Keeping reinvention on track

Personalizing automation promises to deliver the fastest ROI by simply automating tasks. However, CIOs that focus on these quick wins risk losing focus on the bigger gains possible by reinventing processes, said Miguel Valdés-Faura, CEO and co-founder of Bonitasoft, a business process management tools provider. Task automation does not solve other automation challenges such as coordination of work at a higher level. "A digital transformation initiative cannot succeed without a good reinvention of existing processes and a smooth collaboration between multiple humans and systems," Valdés-Faura said.

He believes personalizing automation needs to be considered at both user/team and organizational levels. Simply layering personalized automation on existing processes without reinventing them will fail in the context of a digital transformation initiative.
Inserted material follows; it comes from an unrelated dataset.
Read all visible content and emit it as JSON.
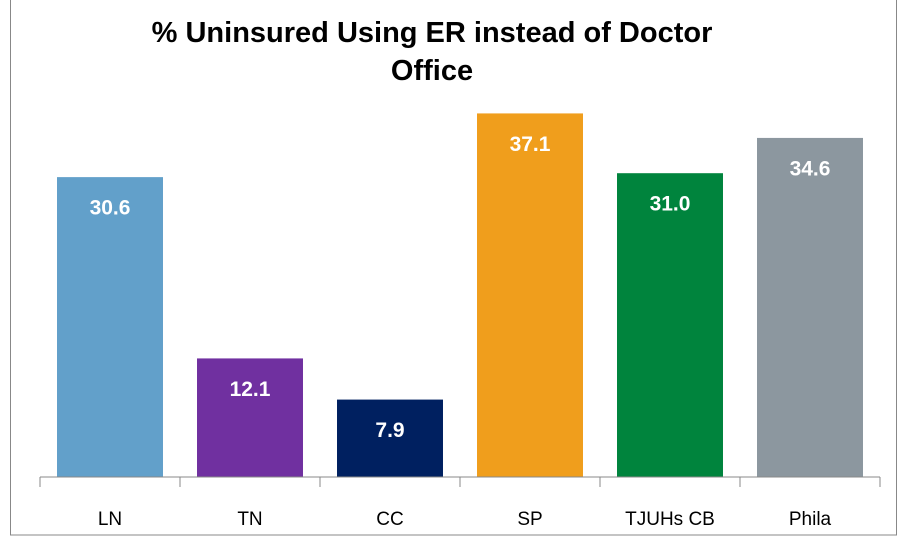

In the long run, empathy and change management will be required to inspire the humans affected by these more personalized bots and reinvented processes. "Automation changes how humans work," Valdés-Faura said. "If it's done well, people will feel empowered. If it's done poorly, they will feel they are left aside."

Automation Anywhere's Kohli said, "IT leaders should communicate these initiatives to employees transparently and debunk the common fear of RPA taking away their jobs, while also not overselling employees on RPA's capabilities with AI washing." CIOs should also offer proof, concrete numbers and records demonstrating how organizations can use AI and personalized automation, including what data sets are used to maintain trust and buy-in of their employees.

Kohli believes that successful robot workforce initiatives will allow people to be more human. "Automation is taking mundane tasks out of human work and helping people hone their real expertise, which is identifying problems and focusing on how to solve them, as well as collaborating with other people," he said.